Canadian indie rock band

The Judes are a Canadian indie rock band formed in 2007 in Winnipeg by Cory Pritchard (bass guitar, vocals) Jim Anderson (guitars, vocals), and Romi Topper (drums, vocals). Michael Dickson later replaced Topper on drums.

==History==
After their musical project In Reverse ended, Cory Pritchard and Jim Anderson decided that a new band and a new approach was needed. Taking their love for 1950s and 1960s music, they formed a band that not only covered the likes of Buddy Holly and Elvis Presley but also recorded original material. The duo recruited multi-instrumentalist Romi Topper as their drummer.

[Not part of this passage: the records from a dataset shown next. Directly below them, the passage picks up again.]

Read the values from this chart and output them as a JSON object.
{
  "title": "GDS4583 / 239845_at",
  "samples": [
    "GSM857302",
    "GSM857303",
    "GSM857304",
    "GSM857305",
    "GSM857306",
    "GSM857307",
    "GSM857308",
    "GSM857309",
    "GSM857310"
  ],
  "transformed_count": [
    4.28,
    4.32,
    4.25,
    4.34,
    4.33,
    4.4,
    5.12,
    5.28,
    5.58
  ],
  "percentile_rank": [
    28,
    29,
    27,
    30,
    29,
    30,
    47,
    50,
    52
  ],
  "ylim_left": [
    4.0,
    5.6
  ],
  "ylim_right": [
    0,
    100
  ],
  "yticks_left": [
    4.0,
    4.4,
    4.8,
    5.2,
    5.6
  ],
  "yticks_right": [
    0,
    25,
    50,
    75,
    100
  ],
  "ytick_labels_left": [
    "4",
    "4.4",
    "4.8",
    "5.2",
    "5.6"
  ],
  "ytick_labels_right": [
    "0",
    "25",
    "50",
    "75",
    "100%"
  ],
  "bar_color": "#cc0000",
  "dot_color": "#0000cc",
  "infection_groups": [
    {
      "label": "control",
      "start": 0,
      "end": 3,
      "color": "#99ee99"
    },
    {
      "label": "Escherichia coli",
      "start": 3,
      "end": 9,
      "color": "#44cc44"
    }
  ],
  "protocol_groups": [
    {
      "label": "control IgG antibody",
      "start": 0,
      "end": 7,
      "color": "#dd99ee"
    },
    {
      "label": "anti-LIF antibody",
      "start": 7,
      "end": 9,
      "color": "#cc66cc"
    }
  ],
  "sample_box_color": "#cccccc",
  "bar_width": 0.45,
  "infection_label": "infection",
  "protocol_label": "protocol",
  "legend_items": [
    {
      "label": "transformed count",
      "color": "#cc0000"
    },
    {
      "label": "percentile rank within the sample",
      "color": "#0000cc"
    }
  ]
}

They entered the studio in the summer of 2007 and in 2008, released the EP Sunflower.

In early 2008, the Judes came to the attention of American producer David Grahame, who went on to produce three songs with them: "Someone Like You", "Bide Your Time", and "Beautiful and True". The band credits him with being instrumental in helping them define their sound.

Myspace played a large role in the success of the Judes. Using the social networking site, the band posted demos they recorded in their basement rehearsal space. These demos garnered support in Australia and eventually connected the group with their Australian manager, Sara Smithson. Working with Smithson, the band was able to establish a loyal fan base overseas and subsequently plan and complete a tour in mid-2008.

==Sunflower==
In July 2008, the Judes released a six-track EP titled Sunflower. On the strength of the David Grahame-produced track "Someone Like You", the band embarked on their first overseas tour.

==2008 Australian tour==
In the summer of 2008, it was announced that due to prior commitments, Romi Topper had left the band. He was replaced in August 2008 by Michael Dickson, two weeks before the band's Australian tour.

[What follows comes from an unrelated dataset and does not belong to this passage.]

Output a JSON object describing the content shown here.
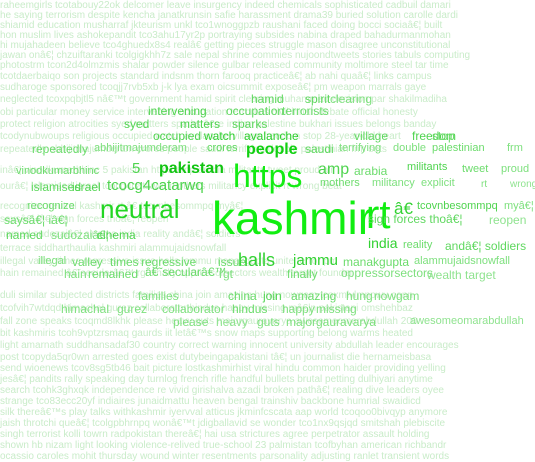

From September 4 to 16 the Judes completed a tour around the southeast coast of Australia. They played fifteen shows in two weeks, before completing the tour in Canada.
Featured on the tour was a show played at Warner Bay School, the winners of the Revolution on Film competition, where students created videos to songs on the Sunflower EP. Following the tour, the band signed a deal with Australian label Blue Pie Productions.

==Studio albums==
After a successful tour of Australia as well as stops in the UK, Ireland, Poland, and France, the Judes returned to the studio with producer David Grahame record and produce the follow-up to Sunflower. Most of the songs were written and rehearsed during the early months of 2011. Pre-production began in late spring, with recording finishing up in early summer. Both the mixing and artwork were completed by the fall of 2011, and the band released the single "Let's Fall in Love Again" in late November. During this time, the group did not renew its contract with their but decided to release the upcoming album independently. All That Is the Judes was officially released on April 14, 2012.

On Canadian Remembrance Day, November 11, 2014, the group released their second full-length studio album, Generation Who.